The NTSB’s final report, released in 1972, identified the probable cause as the failure of both aircraft crews to see and avoid each other, while acknowledging that both crews had only a marginal opportunity to do so. The board emphasized the limitations of visual separation at modern jet speeds and highlighted weaknesses in the air traffic control system’s ability to separate VFR and IFR traffic effectively.

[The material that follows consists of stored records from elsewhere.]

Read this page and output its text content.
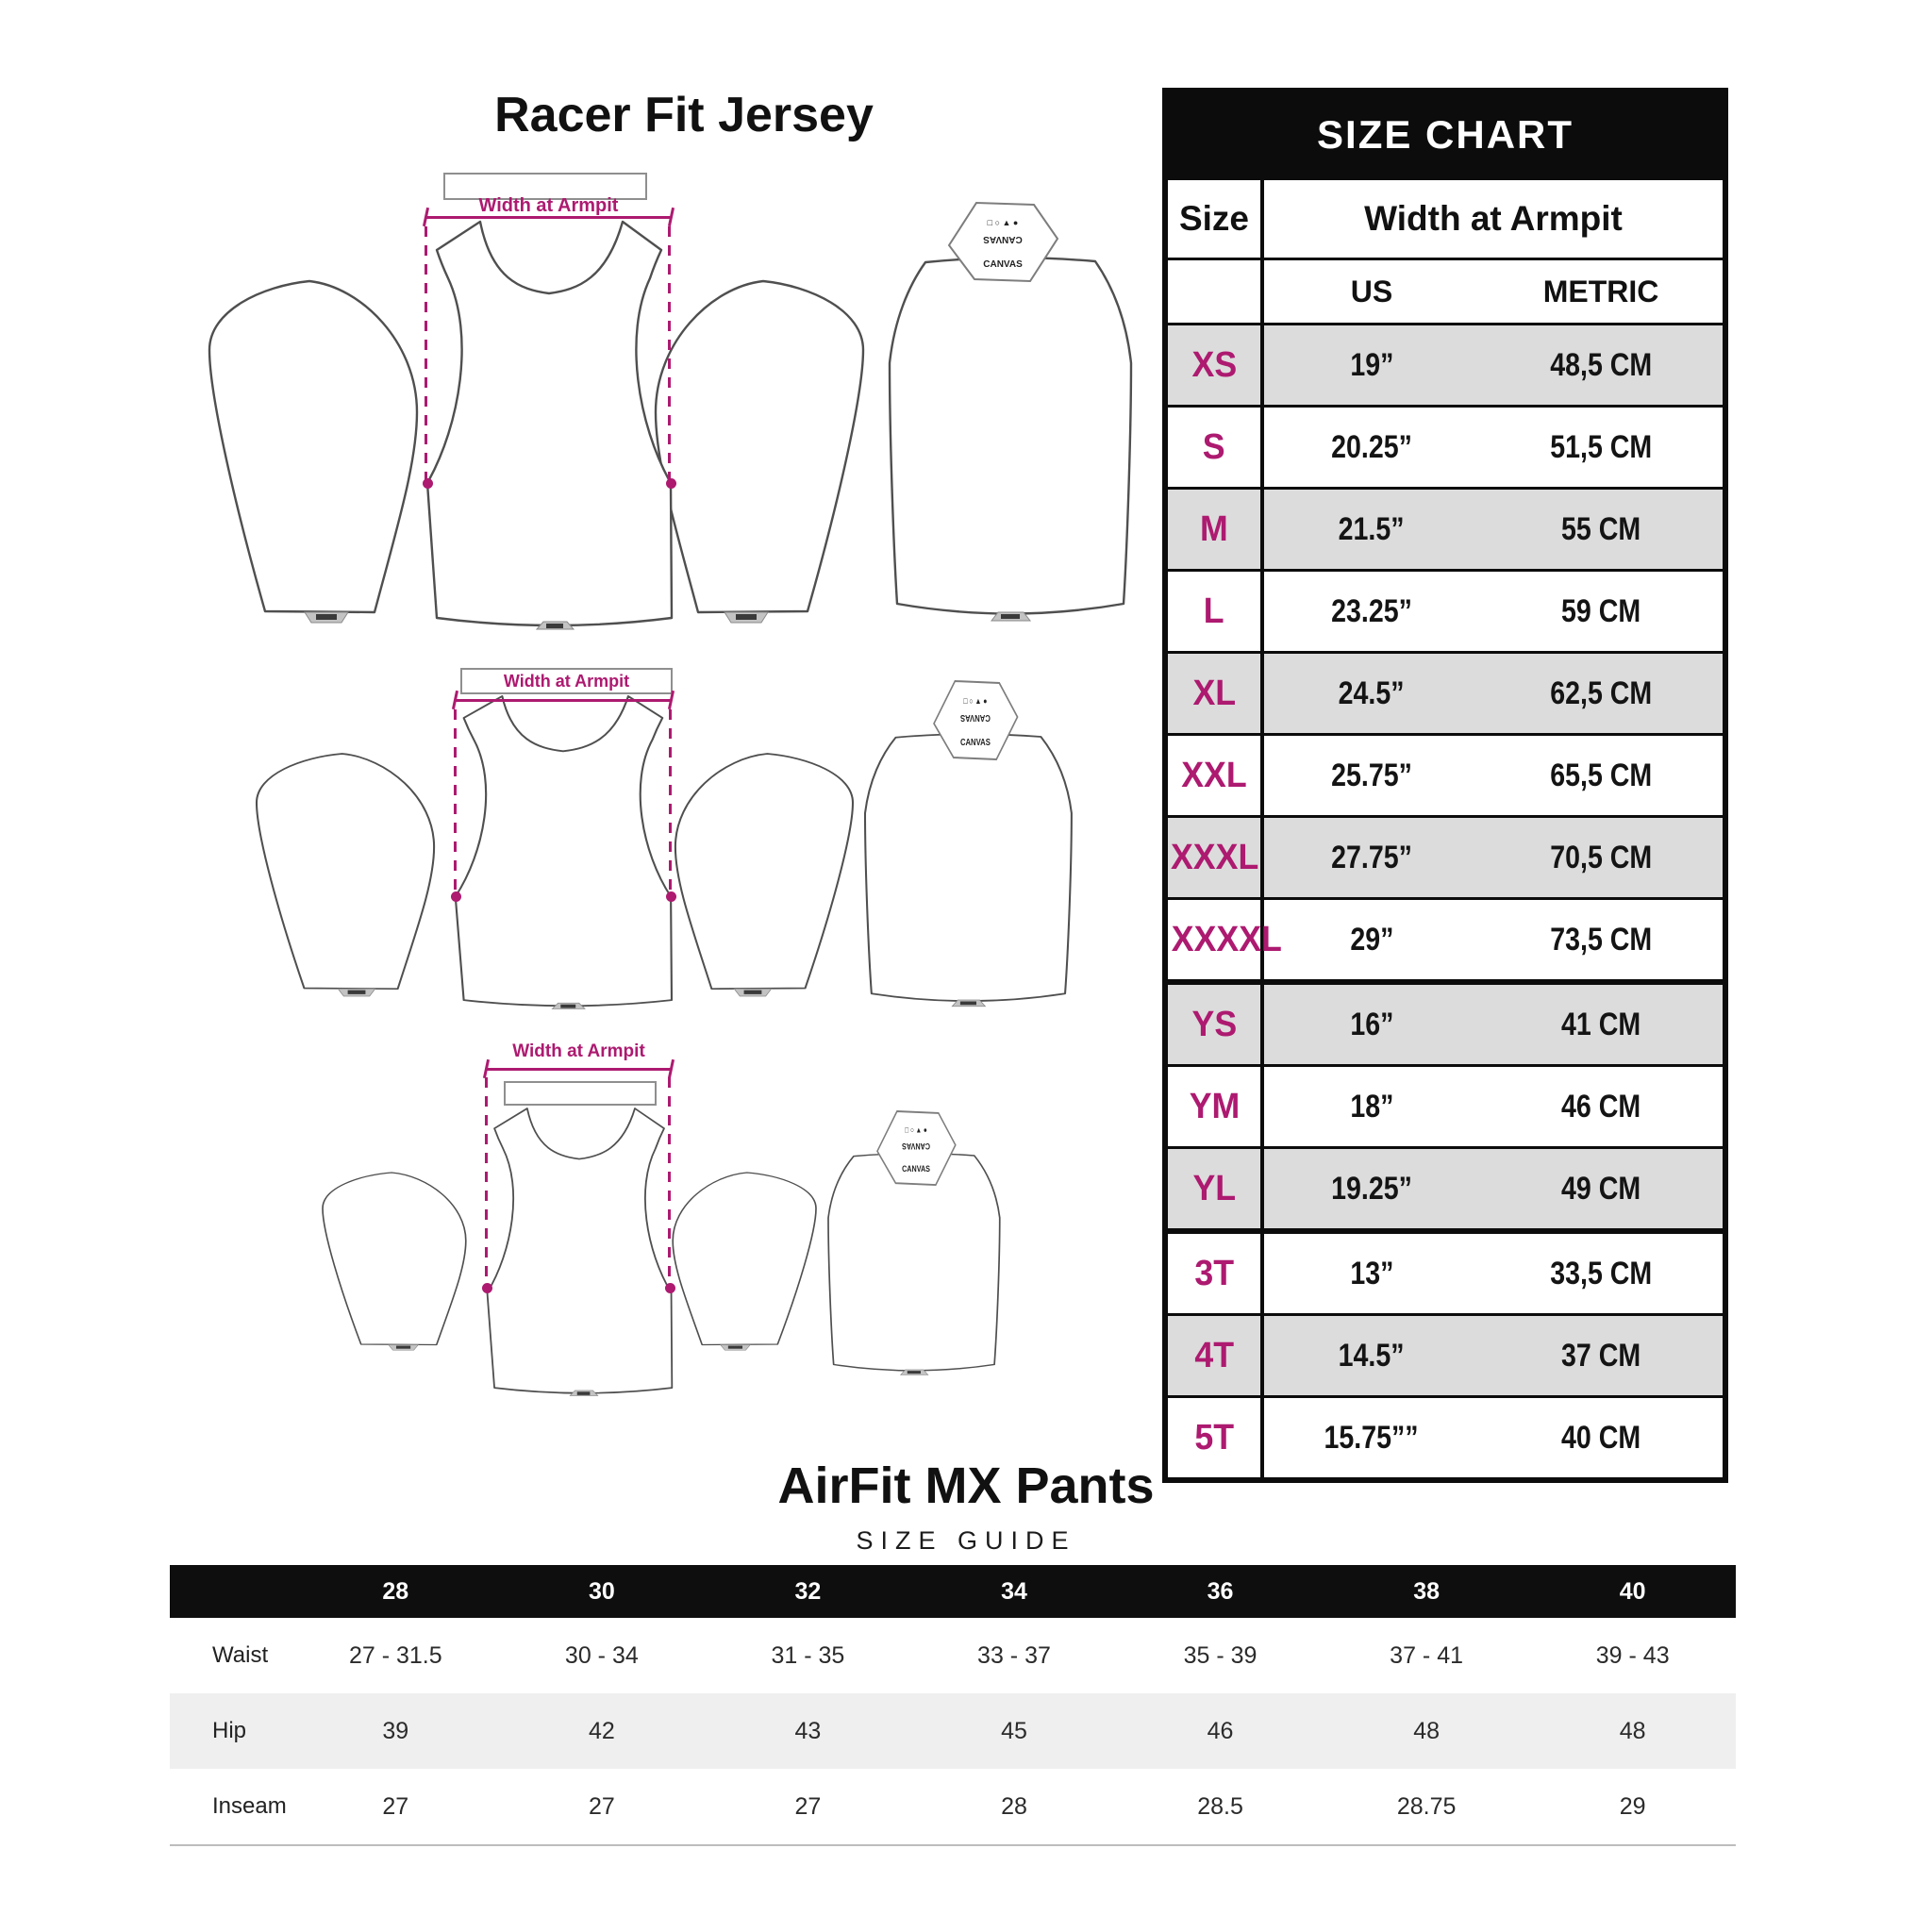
Racer Fit Jersey
Width at Armpit
Width at Armpit
Width at Armpit
SIZE CHART		
Size	Width at Armpit	
	US	METRIC
XS	19”	48,5 CM
S	20.25”	51,5 CM
M	21.5”	55 CM
L	23.25”	59 CM
XL	24.5”	62,5 CM
XXL	25.75”	65,5 CM
XXXL	27.75”	70,5 CM
XXXXL	29”	73,5 CM
YS	16”	41 CM
YM	18”	46 CM
YL	19.25”	49 CM
3T	13”	33,5 CM
4T	14.5”	37 CM
5T	15.75””	40 CM
AirFit MX Pants
SIZE GUIDE
	28	30	32	34	36	38	40
Waist	27 - 31.5	30 - 34	31 - 35	33 - 37	35 - 39	37 - 41	39 - 43
Hip	39	42	43	45	46	48	48
Inseam	27	27	27	28	28.5	28.75	29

The aftermath of Flight 706 extended far beyond the mountains where the wreckage fell. Public outrage and political pressure prompted calls for stricter regulation of military flights near civilian air corridors. The FAA and the U.S. military eventually agreed to reduce military VFR operations in busy civilian airspace and increase the use of instrument flight rules. Aviation organizations also pushed for wider use of transponders, radar advisory services, collision-avoidance measures, and improved air traffic surveillance. Many of the lessons learned from Flight 706 contributed to the gradual development of the safer, more integrated airspace system used today.
Fifty people lost their lives that evening over the San Gabriel Mountains. Yet the tragedy of Hughes Airwest Flight 706 became a turning point in aviation safety, exposing the dangers of relying solely on visual separation in the jet age and helping shape reforms that continue to protect passengers and pilots more than five decades later.